How do you simplify \[\left( {6 \cdot {{10}^{ - 2}}} \right)\]?

Answer 1

Hint: Here, we will express the numbers \[6\] and \[10\] as a product of prime factors. Then, we will apply different laws of exponents to the factors and simplify it further using the basic mathematical operations to get the required value.

Formula used:
We will use the following formulas:
\[{a^{ - n}} = \dfrac{1}{{{a^n}}}\]
\[\dfrac{{{a^m}}}{{{a^n}}} = {a^{m - n}}\]
\[{(ab)^m} = {a^m}{b^m}\]

Complete step by step solution:
We are required to simplify \[\left( {6 \cdot {{10}^{ - 2}}} \right)\].
Let us first simplify the given expression by finding the prime factors of \[6\] and \[10\].
We can write \[6\] as \[6 = 2 \times 3\].
Also, we can write \[10\] as \[10 = 2 \times 5\].
So, we can rewrite the given expression as
\[\left( {6 \cdot {{10}^{ - 2}}} \right) = \left( {2 \times 3} \right){\left( {2 \times 5} \right)^{ - 2}}\]
We will use the law \[{a^{ - n}} = \dfrac{1}{{{a^n}}}\]. Therefore, we get
\[ \Rightarrow \left( {6 \cdot {{10}^{ - 2}}} \right) = \dfrac{{\left( {2 \times 3} \right)}}{{{{\left( {2 \times 5} \right)}^2}}}\]
Now using the property\[{(ab)^m} = {a^m}{b^m}\] in the denominator, we get
\[ \Rightarrow \left( {6 \cdot {{10}^{ - 2}}} \right) = \dfrac{{2 \times 3}}{{{2^2} \times {5^2}}}\] …………………..\[\left( 1 \right)\]
Now applying the law of exponent \[\dfrac{{{a^m}}}{{{a^n}}} = {a^{m - n}}\] to the RHS of above equation, where \[a = 2\], \[m = 1\] and \[n = 2\].
Hence, we get \[\dfrac{{{2^1}}}{{{2^2}}} = {2^{1 - 2}} = {2^{ - 1}}\]. Applying the law of exponent \[{a^{ - n}} = \dfrac{1}{{{a^n}}}\] to \[{2^{ - 1}}\], where \[a = 2\] and \[n = - 1\], we have \[{2^{ - 1}} = \dfrac{1}{2}\]. So, equation \[\left( 1 \right)\] becomes
\[ \Rightarrow \left( {6 \cdot {{10}^{ - 2}}} \right) = \dfrac{3}{{2 \times {5^2}}}\]
Now, in the denominator we have \[2 \times {5^2}\].
We know that \[{5^2} = 5 \times 5 = 25\].
 So, the denominator becomes
\[2 \times {5^2} = 2 \times 25 = 50\].

Hence, the value of \[\left( {6 \cdot {{10}^{ - 2}}} \right)\] is
\[ \Rightarrow \left( {6 \cdot {{10}^{ - 2}}} \right) = \dfrac{3}{{50}}\]

Note:
In the above, we have found out the prime factorization of 6 and 10. Prime factorization is a method of finding factors of a number in terms of prime numbers.
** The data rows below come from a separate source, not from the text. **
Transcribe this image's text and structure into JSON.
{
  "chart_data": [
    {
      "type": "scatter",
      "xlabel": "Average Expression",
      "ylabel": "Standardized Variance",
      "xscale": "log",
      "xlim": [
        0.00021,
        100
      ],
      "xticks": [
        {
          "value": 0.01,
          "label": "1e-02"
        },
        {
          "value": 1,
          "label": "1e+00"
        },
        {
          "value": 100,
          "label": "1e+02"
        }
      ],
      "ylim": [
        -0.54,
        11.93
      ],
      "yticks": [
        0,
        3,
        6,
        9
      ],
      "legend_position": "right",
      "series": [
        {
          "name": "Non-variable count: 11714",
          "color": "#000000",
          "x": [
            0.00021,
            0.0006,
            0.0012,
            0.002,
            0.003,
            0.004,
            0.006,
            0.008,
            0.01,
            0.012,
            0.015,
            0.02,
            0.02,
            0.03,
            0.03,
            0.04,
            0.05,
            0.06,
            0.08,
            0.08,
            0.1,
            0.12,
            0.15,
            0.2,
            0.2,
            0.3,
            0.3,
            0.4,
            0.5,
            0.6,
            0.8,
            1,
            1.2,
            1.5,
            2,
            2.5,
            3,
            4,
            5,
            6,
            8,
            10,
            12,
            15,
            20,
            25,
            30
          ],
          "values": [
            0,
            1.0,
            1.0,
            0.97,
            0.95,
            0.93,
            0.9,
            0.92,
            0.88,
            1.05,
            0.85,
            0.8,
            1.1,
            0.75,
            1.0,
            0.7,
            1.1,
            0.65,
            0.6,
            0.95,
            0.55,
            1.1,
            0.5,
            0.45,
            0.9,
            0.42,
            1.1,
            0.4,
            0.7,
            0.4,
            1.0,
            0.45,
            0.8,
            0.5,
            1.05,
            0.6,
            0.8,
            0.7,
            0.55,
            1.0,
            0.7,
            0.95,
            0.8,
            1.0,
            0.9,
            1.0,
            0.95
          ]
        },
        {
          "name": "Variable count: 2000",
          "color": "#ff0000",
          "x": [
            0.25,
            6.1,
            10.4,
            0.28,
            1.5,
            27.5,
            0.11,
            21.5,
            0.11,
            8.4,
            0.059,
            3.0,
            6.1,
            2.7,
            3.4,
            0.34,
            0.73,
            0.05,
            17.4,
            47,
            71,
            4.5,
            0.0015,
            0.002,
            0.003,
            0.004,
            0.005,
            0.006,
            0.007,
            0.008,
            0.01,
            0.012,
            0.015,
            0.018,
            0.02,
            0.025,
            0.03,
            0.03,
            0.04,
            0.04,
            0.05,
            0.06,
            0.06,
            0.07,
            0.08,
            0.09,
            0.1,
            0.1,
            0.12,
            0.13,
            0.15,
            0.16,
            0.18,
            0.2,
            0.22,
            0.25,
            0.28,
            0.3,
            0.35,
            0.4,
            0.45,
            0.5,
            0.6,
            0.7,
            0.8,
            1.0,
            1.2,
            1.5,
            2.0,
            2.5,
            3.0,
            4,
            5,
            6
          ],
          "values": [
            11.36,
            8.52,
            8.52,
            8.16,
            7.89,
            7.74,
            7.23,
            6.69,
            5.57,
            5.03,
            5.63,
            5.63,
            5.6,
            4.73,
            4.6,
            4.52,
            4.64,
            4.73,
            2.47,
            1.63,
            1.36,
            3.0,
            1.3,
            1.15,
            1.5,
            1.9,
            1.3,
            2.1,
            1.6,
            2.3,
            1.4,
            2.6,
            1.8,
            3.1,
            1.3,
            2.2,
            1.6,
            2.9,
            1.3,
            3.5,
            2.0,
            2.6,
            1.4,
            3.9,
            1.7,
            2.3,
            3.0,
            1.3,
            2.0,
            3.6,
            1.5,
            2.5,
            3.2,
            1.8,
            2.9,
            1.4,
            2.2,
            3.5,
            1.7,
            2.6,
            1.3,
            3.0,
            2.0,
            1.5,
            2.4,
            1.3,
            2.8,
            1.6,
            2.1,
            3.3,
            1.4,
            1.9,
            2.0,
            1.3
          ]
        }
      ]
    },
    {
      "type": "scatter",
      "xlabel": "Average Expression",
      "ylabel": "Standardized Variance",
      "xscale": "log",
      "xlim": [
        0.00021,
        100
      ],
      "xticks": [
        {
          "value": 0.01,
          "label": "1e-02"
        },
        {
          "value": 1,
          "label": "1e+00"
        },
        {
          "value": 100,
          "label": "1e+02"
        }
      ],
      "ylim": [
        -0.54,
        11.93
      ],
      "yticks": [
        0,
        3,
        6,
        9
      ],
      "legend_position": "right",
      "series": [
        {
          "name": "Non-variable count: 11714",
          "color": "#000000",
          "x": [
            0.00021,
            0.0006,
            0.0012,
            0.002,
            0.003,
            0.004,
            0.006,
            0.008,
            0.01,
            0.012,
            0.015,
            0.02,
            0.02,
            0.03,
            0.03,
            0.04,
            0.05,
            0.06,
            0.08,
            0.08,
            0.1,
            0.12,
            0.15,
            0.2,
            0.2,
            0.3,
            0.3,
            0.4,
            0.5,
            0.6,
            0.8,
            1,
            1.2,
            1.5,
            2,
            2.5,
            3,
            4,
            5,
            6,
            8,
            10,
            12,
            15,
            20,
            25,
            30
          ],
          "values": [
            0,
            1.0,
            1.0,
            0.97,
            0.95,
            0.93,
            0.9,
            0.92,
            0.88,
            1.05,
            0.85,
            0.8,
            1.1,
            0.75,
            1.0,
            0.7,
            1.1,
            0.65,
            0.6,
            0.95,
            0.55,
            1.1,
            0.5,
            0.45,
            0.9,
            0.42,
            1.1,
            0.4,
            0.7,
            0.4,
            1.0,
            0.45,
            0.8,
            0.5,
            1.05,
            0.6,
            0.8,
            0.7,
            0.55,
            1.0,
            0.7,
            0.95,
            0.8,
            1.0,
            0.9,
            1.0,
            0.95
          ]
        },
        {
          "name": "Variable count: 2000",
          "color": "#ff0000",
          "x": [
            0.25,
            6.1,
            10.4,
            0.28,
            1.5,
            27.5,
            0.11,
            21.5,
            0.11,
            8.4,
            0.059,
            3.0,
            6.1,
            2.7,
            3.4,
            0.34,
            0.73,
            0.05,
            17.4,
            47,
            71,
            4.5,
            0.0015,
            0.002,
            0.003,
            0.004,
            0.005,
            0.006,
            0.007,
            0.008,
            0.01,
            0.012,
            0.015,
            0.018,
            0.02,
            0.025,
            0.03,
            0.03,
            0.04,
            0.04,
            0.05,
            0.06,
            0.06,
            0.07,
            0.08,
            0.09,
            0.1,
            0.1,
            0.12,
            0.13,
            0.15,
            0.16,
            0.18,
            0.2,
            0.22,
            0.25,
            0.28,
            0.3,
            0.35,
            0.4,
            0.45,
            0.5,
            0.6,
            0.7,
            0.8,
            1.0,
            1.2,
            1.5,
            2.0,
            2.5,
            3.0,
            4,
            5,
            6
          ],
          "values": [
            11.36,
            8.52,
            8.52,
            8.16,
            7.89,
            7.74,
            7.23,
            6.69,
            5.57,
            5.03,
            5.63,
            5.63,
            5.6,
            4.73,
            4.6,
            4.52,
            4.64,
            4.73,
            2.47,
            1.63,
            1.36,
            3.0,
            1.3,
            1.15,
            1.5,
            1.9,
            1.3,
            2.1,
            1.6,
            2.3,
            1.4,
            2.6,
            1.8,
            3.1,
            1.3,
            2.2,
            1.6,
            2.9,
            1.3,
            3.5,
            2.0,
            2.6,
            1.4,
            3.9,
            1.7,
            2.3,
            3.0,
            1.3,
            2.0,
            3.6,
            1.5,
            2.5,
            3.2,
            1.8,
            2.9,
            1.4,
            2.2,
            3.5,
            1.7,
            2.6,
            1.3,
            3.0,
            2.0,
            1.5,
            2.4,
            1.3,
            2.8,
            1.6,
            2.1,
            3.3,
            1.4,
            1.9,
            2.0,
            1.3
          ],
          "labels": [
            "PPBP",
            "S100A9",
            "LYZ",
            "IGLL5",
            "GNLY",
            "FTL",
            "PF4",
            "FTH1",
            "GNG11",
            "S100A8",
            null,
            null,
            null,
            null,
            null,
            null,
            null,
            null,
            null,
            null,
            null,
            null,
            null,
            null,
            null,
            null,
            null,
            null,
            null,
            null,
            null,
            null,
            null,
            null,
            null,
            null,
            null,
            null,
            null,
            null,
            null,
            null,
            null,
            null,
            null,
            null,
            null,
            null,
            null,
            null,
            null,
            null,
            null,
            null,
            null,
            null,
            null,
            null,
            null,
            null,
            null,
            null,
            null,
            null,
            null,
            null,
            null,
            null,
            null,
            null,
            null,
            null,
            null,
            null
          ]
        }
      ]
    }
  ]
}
When a number is raised to power then the power is known as an exponent and the number is called its base. Here, the exponent is negative, so to make the exponent positive we have to take the reciprocal of the number.
We can also solve the given expression by directly applying the law of exponent \[{a^{ - n}} = \dfrac{1}{{{a^n}}}\] to \[{10^{ - 2}}\], which gives \[\dfrac{1}{{100}}\]. So,
\[6 \cdot {10^{ - 2}} = \dfrac{6}{{100}} = \dfrac{3}{{50}}\]